There is quite a bias to the south of England regarding these trains so far. This is a rather insidious bias to the capital with nearly all other Metropoles having the potential application of multi mode tractive power. You can also argue that London is the most electrified of cities and connurbations already, with only Glasgow and Liverpool being near the relative number of trains run on sparky stuff. What though is the future for more complicated trains away from the south east or on minor routes around there? What pull is there towards the technological shift? What are the economics? Why bother?
The Japanese Test On UK Steels
THe unit also was built to run out of station on a dead engine, start engine underway and the take over power. The battery power available was an impressive 1MW, about 1300hp, storage at 481 kwh. This sped the train from a standing halt on battery only to about 50 mph when the engine could then be engaged.
As you see in this image though, the impressive acceleration in the video may be due as much to the fact that this is less than half a working IC 125 train 'set', and the GCR preserved line is hardly known for its gradients. Two tonnes of batteries is a negligible amount to carry slung under a single coach, so you could obviously imagine an 8 car set with two power cars and two battery trailers, pushing out 2MW or in excess of 2600 hp! Also as you can see, this is a prototype system which uses the entire mrk III trailer for electrical control systems and what looks like a large radiator to cool the batteries and high amp machinery. However, this is just at prototype level, and coaches already carry lead acid batteries so the whole system could probably be shrunken to fit under a specially designed coach with more being included in the locomotive power car specially designed for the purpose on outset.
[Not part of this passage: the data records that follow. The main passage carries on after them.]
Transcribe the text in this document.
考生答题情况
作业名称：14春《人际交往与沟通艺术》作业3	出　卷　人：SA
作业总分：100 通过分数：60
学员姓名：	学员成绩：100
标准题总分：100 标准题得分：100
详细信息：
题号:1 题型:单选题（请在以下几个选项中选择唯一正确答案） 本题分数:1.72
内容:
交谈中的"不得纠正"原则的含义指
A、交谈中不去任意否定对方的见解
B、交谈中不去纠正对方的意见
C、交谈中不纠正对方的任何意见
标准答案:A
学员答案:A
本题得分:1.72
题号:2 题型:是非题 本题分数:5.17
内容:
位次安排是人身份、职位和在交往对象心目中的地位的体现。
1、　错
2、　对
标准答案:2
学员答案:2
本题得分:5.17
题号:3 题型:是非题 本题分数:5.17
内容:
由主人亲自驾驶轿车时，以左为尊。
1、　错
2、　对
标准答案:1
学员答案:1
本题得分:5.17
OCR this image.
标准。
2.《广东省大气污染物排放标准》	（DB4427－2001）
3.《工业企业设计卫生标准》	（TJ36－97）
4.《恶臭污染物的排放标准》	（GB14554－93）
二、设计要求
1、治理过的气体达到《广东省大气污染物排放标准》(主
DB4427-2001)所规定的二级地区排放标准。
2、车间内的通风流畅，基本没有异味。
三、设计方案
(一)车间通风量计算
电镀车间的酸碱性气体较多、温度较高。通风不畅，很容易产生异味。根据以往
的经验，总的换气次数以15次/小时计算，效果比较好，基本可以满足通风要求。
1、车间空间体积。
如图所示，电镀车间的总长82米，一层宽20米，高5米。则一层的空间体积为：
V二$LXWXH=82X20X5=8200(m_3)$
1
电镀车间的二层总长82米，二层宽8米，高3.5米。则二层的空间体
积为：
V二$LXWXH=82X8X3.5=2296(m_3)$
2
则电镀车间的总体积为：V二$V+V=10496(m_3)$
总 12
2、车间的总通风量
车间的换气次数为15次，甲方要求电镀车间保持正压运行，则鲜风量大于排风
A Realistic Technology for Today Already?
Yet another benefit is a little more technical, but very important. As any train driver will tell you, all trains actually have "gears" and electric or diesel electric are no exception. Electric traction motors eventually start to revolve so fast at the current amps-volts field being applied that they produce an electro magnetic feedback or resistance to further useful power and especially torque to be applied. Rather than grinding away in first gear, a locomotive lets the engine back down to lower revs or idle and resets the circuit to higher voltage such that the new rotational speed of the motors can be matched and more power applied. Most locos have three, or three and a half if you take the initial amp loads into account. Now some routes are terrible for this gear shift happening, both upwards and downwards, especially around the 40-50mph for older locos and some multiple units. For we syphon fans, this was kind of an achilles heel, which meant that while they excelled at both the grunting of the highland routes and the welsh valleys, also on 60 -80 mph services, on routes like the 'Fife circuit' or Inverness-Aberdeen, there are significant sections with just that nasty speed range, 40-50 , so performance was lack lustre unless a driver chose to break the speed limit. With batteries on board you can push through with a more rapid voltage transition (field diversion) maintaining speed and maybe accelerating until the engine streams back on to power the train through. WIth GPS and power management, this also means that stretches at this speed can be handled on battery power providing an optimum voltage output, while they are charged by an engine at higher RPM, or the engine is not used given a duration of battery use which is calculated.